La primera impresión que sentí al ver la cinta Pájaros de verano de Ciro Guerra y Cristina Gallego fue la de un fuerte estremecimiento anímico del que tardé horas en reponerme. La llamada época de “la bonanza marimbera” perdura en la memoria emocional de quienes la vivimos como las marcas que deja un tornado social devastador o los desajustes causados por un remolino de arena en el desierto, cuya violencia estremeció los pilares y el entramado normativo de una sociedad amerindia.
La estructura narrativa se inspira tanto en la tragedia griega como en los cantos llamados Jayeechi, entre los wayuu. Estos son cantos indígenas que recogen vivencias individuales o grupales de variada índole y extensión. Estas narraciones se acuñan en la memoria oral apelando a recursos retóricos reiterativos y empleando un marco estético tradicional. Los más memorables de ellos pueden ser de carácter épico.

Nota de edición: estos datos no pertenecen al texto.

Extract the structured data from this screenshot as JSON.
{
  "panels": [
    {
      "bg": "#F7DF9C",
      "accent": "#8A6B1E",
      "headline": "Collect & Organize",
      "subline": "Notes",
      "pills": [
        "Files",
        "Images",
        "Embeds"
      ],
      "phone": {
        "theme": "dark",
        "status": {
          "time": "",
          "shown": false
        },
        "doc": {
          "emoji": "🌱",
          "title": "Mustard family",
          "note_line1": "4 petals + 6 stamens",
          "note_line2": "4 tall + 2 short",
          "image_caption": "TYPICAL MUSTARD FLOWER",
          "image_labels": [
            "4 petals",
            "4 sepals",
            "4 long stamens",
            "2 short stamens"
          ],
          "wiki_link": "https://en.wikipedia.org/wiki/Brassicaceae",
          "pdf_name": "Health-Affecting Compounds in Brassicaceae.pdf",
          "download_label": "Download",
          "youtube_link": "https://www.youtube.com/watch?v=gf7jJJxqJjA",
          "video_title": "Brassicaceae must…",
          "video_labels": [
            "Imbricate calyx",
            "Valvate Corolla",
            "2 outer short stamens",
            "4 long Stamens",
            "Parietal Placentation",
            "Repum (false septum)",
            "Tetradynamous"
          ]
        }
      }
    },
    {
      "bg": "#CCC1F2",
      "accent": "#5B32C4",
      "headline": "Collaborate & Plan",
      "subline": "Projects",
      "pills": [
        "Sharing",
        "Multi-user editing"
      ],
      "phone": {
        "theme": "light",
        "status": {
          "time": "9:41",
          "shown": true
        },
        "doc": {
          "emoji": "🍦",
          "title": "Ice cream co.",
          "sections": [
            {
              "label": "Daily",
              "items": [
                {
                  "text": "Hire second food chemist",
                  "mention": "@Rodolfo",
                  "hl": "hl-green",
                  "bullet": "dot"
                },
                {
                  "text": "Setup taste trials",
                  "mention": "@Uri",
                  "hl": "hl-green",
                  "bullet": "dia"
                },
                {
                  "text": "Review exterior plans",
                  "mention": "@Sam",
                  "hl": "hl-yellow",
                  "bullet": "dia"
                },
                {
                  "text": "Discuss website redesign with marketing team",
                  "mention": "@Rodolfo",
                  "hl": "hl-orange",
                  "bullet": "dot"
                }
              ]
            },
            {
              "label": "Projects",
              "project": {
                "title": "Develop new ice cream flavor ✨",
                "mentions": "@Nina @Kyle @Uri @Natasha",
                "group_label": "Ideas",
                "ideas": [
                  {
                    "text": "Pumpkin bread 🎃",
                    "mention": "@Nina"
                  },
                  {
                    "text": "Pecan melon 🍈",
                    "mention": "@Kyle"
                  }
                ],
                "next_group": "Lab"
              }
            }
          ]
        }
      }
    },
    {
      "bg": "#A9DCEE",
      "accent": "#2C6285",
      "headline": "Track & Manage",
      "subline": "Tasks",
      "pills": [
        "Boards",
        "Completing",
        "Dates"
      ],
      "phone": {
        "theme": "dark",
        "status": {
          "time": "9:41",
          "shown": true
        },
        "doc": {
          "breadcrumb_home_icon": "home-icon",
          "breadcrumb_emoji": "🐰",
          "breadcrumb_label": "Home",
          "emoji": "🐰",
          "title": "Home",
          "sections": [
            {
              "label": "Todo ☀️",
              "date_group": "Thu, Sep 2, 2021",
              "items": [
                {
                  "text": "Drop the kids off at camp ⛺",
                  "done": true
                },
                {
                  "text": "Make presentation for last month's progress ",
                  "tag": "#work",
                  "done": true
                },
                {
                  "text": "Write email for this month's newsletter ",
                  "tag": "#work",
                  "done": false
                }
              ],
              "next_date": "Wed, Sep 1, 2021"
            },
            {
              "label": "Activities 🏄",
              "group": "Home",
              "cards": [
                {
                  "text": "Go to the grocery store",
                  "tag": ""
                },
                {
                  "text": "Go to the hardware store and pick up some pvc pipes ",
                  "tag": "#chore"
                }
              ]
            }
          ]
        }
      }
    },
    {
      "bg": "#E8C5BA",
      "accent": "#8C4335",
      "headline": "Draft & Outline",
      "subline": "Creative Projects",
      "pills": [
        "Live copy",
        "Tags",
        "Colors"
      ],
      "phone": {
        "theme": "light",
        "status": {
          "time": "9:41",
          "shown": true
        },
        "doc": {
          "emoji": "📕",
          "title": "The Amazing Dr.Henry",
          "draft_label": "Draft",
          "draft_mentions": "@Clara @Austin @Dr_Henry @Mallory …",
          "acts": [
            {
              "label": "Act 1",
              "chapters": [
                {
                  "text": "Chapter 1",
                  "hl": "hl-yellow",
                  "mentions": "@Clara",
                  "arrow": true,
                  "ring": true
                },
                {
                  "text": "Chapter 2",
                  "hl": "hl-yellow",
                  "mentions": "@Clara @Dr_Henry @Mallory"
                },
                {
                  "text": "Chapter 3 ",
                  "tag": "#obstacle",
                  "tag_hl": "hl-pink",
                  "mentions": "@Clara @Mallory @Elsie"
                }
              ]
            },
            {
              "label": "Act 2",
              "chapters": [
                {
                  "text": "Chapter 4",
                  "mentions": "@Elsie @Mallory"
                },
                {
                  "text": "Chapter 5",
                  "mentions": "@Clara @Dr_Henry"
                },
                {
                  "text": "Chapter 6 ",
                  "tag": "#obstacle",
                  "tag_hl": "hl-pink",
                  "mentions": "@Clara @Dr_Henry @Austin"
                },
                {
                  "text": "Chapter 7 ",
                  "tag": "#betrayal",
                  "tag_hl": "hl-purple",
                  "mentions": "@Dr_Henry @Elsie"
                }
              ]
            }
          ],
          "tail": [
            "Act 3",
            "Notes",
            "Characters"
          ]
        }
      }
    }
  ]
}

Así la historia se inicia y culmina en la voz de un reconocido especialista indígena como lo es Sergio Cohen.
Las aves no solo dan el título a esta filmación sino que están presentes con el denso simbolismo que le otorgan los wayuu. Pájaros agoreros que anuncian la muerte o la guerra. Alcaravanes que siguen o prefiguran la tragedia. Aves como Yorija, el pelícano, que marchan en formación en el cielo bajo el ataque de la estrella mitológica llamada Simiriyuu que les arroja piojos y vientos en su condición de ancestral adversaria. Son señales que puede leer claramente un espectador indígena. Las vidas de los protagonistas están gobernadas por Lapu, el sueño, cuyas interpretaciones tienen un carácter mandatorio entre los wayuu y sirven de puente comunicador con plantas, animales, y otros seres del mundo, como los muertos.
La historia se inicia con un ritual de paso de Zaida, una joven indígena, pero a lo largo de ella se muestran ritos de aspersión y de descontaminación a los que son sometidos los jefes de las familias, los homicidas y aquellos que manipulan los restos óseos y la carne de los parientes fallecidos. Estos rituales han marcado durante siglos el calendario social wayuu, cuyos hitos más relevantes no son tanto las estaciones festivas, sino que el tiempo trascurre acompasando conflictos, matrimonios y funerales.
La cinta puede ser controversial en la medida en la que la juzguemos solo por su rigor etnográfico o por la preservación de la imagen del buen salvaje. Sin embargo, al igual que en la literatura y el arte, debemos partir de la libertad y creatividad del guionista que, en algunas escenas, puede apartarse del canon normativo como sucede en la vida real de miles de seres humanos. Lo que pretende la cinta es ser una metáfora del efecto devastador causado por el tráfico de narcóticos en Colombia. Esta metáfora es más nítida y dolorosa si la miramos desde el universo social wayuu, una sociedad amerindia basada en reglas y normas más que centenarias, pero cuyo territorio se encuentra en una esquina de Sudámerica.